Üben Sie, sammeln Sie Erfahrungen, bilden Sie sich aus, probieren Sie verschiedene Lösungen für verschiedene (Krisen-)Situationen zu erfinden. Schöpfen Sie aus den Erfahrungen anderer Segler.


Tipp: Lesen Sie eine Geschichte vom abgestürzten Mast und wie kann man solch ein Problem noch vor dem Lossegeln erkennen.


Eigene Fähigkeiten überschätzen besonders die AnfängerEigene Fähigkeiten überschätzen besonders die Anfänger 

7. Chaos an Bord

Zu vielen Unfällen führt auch die Unordnung an Bord. Falls es zu einer Krisensituation kommt, kann ein Durcheinander die ganze Sache noch schlimmer machen. Es sind viele Beispiele bekannt, wo sich in eigene Schiffsschraube ein Seil vom Bord verwickelte. Es geht meistens schnell. Vorbereitetes Seil fällt beim Manövrieren ins Wasser. Oder die Luken bleiben offen oder ein Schäkel löst sich von der Kette.

 

  • Lösung:

An Bord halten Sie Ordnung. Sollte ein richtiges Problem auftreten, können Sie sich hundertprozentig nur darauf konzentrieren.
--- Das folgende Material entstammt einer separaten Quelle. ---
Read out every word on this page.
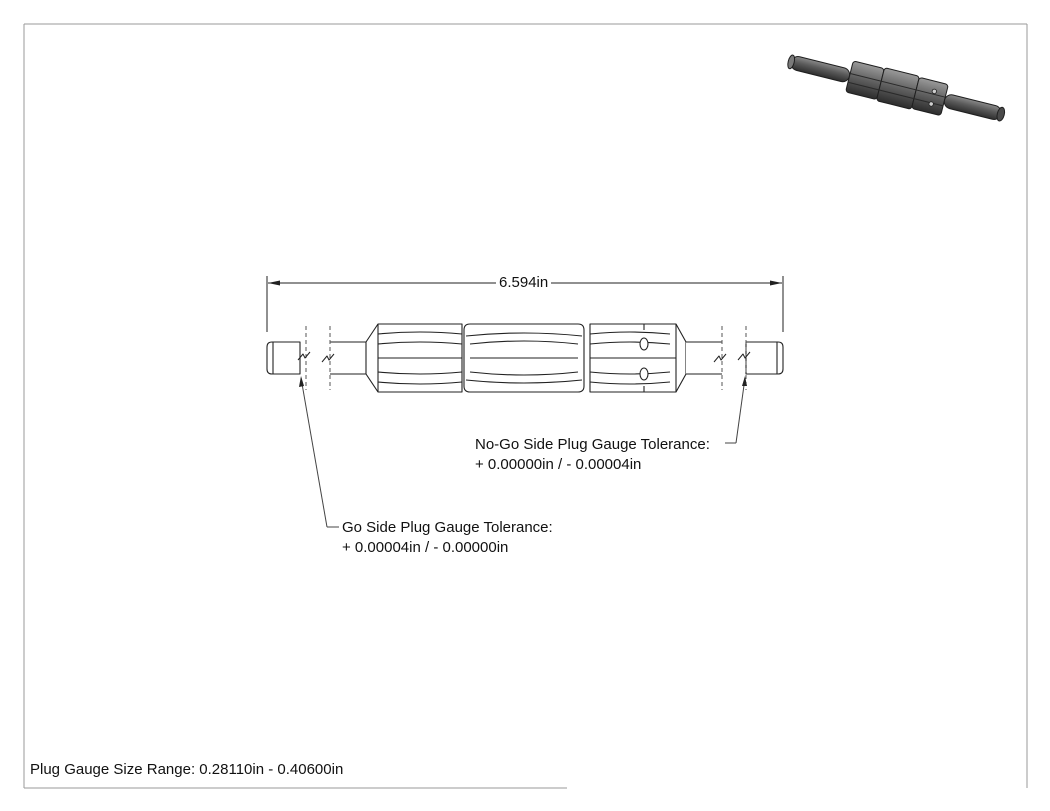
6.594in
No-Go Side Plug Gauge Tolerance:
+ 0.00000in / - 0.00004in
Go Side Plug Gauge Tolerance:
+ 0.00004in / - 0.00000in
Plug Gauge Size Range: 0.28110in - 0.40600in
Immer sollten Sie auch vollkommene Übersicht darüber haben, wo sich alle Werkzeuge und Rettungsausstattung befinden.


Zu vielen Unfällen kann Unordnung an Bord führenZu vielen Unfällen kann Unordnung an Bord führen 

Was noch kann uns helfen die Seeunfälle vorzubeugen? 
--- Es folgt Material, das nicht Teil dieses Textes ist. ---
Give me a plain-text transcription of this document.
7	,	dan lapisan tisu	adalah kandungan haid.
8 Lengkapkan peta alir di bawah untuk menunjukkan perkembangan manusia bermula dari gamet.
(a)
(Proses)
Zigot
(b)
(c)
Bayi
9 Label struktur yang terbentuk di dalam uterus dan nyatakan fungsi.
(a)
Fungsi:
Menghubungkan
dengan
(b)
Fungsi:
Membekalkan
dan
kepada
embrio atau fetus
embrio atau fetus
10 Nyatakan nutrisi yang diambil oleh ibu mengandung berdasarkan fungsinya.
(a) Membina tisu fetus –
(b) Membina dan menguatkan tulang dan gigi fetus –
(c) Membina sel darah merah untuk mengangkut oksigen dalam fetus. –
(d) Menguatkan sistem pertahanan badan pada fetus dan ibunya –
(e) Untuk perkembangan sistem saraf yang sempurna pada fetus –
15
  • Die Übernahme eines Boots führen Sie immer präzis durch. Überprüfen Sie auch, in welchem Zustand die Segel und ihre Befestigungen sind. Im Zweifelsfall bestehen Sie auf Umtausch oder Reparatur.
  • Immer widmen Sie sich voll der Fahrt, beobachten Sie ihre Umgebung, sehen Sie mögliche Komplikationen voraus und bereiten Sie sich immer eine Ausweichlösung.
  • Immer wenn Sie wissen, dass etwas am Boot zu tun ist, machen Sie es, sei es vor oder während der Fahrt. Fällt Ihnen ein Problem ein, das Sie vorbeugen können? Machen Sie das. Falls etwas Unerwartetes vorkommt, können Sie sich voll dem neuen Problem widmen statt Ihre Aufmerksamkeit zu zersplittern.
  • Üben Sie, sammeln Sie Erfahrungen, bilden Sie sich aus, versuchen Sie sich verschiedene Lösungsvarianten und Krisensituationen auszudenken.
  • Nur der Kapitän entscheidet und trägt die Verantwortung – in einem Notfall darf er die Fahrt unterbrechen oder auch beenden. 
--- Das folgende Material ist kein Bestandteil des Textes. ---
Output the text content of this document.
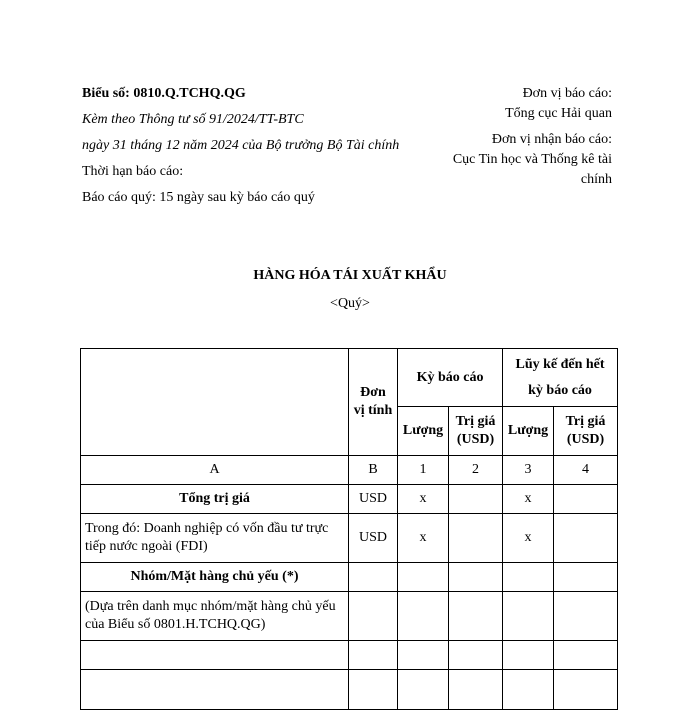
Biểu số: 0810.Q.TCHQ.QG
Kèm theo Thông tư số 91/2024/TT-BTC
ngày 31 tháng 12 năm 2024 của Bộ trưởng Bộ Tài chính
Thời hạn báo cáo:
Báo cáo quý: 15 ngày sau kỳ báo cáo quý
Đơn vị báo cáo:
Tổng cục Hải quan
Đơn vị nhận báo cáo:
Cục Tin học và Thống kê tài chính
HÀNG HÓA TÁI XUẤT KHẨU
<Quý>
	Đơn vị tính	Kỳ báo cáo		Lũy kế đến hết kỳ báo cáo	
		Lượng	Trị giá (USD)	Lượng	Trị giá (USD)
A	B	1	2	3	4
Tổng trị giá	USD	x		x	
Trong đó: Doanh nghiệp có vốn đầu tư trực tiếp nước ngoài (FDI)	USD	x		x	
Nhóm/Mặt hàng chủ yếu (*)					
(Dựa trên danh mục nhóm/mặt hàng chủ yếu của Biểu số 0801.H.TCHQ.QG)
Die Seeunfälle sind nicht völlig auszuschließen, deshalb ist es vorteilhaft ihre Ursachen zu verstehen. Gerade durch ihre Kenntnis können wir eigene Unfälle effektiv vorbeugen und weitere Krisensituationen am Meer bravurös lösen. Damit Sie mehr Ruhe bewahren können, kann auch eine Kautionsversicherung behilflich sein.

 

In einem der nächsten Artikel widmen wir uns den häufigsten Unfällen und Bootsschäden und auch der Vorgehensweise bei ihrer Lösung.